Norwegian oilfield services firm Aker Solutions announced Wednesday that it is on track to meet its growth targets for 2015.
Aker has a target of doubling its size between 2010 and 2015. At the beginning of November it revealed that it had achieved its biggest order backlog ever at the end of the third quarter.
Now, at the company's 'capital markets day' it has revealed that it will not only meet its 2015 growth targets but that it expects growth in revenue and margins will continue into 2017. Aker said that its revenues for the first nine months of this year were 32.2 percent greater than in the first nine months of 2011.
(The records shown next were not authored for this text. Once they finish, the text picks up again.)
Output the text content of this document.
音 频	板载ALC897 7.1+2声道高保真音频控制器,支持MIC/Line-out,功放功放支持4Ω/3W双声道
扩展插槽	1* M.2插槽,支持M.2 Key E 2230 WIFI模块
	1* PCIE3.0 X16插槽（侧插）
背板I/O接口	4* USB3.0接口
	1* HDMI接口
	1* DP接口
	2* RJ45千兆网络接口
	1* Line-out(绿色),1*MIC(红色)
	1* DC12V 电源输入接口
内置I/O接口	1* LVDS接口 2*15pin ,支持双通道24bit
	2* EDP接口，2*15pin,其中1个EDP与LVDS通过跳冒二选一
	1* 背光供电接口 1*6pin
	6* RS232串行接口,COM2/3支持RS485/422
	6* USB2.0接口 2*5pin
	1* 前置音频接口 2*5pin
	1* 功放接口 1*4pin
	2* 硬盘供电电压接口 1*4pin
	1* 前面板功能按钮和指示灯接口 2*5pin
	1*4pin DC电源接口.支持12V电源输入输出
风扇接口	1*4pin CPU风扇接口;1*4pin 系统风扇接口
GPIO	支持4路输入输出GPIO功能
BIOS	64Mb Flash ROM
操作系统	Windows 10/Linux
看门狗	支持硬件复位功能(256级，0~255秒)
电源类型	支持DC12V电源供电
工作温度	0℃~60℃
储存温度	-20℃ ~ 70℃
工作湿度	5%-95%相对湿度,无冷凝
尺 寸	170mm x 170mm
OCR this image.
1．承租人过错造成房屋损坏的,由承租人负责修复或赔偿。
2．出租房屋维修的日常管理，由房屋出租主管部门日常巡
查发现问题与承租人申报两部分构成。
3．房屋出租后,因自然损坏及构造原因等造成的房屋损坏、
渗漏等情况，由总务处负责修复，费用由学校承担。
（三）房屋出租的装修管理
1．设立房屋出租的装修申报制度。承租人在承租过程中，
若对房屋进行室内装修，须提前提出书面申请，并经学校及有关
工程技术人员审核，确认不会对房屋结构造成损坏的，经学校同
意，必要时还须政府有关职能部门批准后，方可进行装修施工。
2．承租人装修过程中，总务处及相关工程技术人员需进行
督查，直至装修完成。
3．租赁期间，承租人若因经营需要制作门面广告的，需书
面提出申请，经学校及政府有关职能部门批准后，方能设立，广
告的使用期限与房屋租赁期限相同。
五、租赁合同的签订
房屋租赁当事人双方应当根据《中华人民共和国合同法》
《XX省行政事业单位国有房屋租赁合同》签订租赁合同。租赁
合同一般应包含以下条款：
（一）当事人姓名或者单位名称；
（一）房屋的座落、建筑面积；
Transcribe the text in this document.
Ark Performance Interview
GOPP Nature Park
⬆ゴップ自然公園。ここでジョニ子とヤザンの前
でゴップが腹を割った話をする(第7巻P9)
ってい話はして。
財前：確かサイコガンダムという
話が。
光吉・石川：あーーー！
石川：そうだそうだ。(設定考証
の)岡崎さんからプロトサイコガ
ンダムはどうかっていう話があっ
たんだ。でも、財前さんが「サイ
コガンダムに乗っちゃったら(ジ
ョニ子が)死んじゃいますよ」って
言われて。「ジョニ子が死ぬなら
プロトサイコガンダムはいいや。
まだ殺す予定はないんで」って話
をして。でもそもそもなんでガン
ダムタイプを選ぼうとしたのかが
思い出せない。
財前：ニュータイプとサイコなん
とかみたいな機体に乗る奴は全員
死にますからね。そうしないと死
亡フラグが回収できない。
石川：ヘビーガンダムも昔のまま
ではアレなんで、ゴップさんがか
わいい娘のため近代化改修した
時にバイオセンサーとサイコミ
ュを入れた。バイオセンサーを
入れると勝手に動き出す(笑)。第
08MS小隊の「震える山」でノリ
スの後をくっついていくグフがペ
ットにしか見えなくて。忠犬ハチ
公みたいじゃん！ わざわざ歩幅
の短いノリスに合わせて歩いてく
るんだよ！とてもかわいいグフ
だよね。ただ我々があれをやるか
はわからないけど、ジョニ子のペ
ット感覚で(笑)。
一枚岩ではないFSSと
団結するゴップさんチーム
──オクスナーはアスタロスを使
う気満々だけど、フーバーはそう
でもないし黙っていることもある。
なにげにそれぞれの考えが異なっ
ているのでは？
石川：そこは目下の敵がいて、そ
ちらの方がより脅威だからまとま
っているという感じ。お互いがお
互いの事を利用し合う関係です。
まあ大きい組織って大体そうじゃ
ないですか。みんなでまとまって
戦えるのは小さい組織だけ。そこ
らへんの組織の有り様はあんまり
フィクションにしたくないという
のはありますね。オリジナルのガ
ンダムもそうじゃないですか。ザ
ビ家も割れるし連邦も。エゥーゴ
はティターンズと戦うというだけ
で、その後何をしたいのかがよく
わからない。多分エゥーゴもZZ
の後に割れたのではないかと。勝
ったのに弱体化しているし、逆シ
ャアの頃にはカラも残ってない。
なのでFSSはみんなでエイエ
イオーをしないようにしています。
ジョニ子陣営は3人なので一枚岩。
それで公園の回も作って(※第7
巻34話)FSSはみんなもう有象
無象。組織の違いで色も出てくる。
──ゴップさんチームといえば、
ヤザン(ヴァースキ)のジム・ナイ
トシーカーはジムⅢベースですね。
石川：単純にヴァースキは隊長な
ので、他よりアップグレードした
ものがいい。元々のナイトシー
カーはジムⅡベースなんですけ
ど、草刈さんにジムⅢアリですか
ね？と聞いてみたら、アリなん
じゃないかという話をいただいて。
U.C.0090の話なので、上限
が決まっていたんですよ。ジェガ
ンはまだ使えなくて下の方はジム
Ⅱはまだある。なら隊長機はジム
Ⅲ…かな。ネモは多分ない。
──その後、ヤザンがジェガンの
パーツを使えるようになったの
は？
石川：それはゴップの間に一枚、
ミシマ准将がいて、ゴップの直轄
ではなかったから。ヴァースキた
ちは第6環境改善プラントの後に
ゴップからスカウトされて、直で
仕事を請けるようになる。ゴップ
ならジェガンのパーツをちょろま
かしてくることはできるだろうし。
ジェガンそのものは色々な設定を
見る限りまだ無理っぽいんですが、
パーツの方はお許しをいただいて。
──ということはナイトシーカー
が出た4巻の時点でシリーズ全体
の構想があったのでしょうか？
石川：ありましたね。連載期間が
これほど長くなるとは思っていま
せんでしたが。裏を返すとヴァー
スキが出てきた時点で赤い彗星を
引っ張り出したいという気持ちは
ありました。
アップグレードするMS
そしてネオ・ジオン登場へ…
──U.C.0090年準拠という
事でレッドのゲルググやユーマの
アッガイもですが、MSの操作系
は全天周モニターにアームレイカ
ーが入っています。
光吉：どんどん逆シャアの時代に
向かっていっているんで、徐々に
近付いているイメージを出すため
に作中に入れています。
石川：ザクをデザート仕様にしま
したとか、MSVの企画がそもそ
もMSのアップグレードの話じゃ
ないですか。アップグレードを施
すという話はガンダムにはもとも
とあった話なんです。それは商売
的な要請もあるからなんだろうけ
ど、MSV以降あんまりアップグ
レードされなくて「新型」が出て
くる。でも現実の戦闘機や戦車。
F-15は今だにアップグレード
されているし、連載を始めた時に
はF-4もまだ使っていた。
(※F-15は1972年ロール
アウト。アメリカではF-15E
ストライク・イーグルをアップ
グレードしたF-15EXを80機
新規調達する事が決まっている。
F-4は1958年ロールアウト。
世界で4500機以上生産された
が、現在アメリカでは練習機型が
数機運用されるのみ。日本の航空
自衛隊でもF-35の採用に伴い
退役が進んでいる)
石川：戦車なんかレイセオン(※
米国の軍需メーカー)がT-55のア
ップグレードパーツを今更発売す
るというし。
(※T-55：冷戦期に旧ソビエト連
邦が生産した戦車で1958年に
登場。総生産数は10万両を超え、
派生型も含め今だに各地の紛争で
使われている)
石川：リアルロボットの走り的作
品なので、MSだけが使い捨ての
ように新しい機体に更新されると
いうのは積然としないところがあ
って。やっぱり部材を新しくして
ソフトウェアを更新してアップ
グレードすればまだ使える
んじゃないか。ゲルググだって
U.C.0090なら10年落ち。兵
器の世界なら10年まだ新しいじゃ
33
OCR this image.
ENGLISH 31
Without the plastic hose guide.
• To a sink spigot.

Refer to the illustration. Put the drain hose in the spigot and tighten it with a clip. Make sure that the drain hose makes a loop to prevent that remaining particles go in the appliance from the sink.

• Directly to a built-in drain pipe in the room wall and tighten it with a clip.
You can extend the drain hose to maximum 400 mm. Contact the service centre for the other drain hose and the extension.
"Based on our record high order backlog of almost NOK 60 billion [$10.7 billion], and an estimated 10 per cent annual growth rate in offshore spending over the next five years, Aker Solutions, with its current portfolio of business areas, has the potential to double its revenues again - from 2012 to 2017," Aker Solutions Executive Chairman Øyvind Eriksen said in a company statement.
Aker added that it also intends to increase its margin in parallel with the planned revenue growth, with the aim of increasing its EBITDA (earnings before interest, tax, depreciation and amortisation) to approximately 15 percent by the end of 2017. The EBITDA margin for 3Q 2012 was 10.1 percent.
During the summer of this year, Aker revealed details of a major recruitment drive it has embarked on to help it grow its business by between nine and 15 percent annually through to 2015. In the UK, for example, the firm plans to add 1,100 staff to its London engineering hub by 2015 while it wants to add 500 people to its Aberdeen operation during the next two years.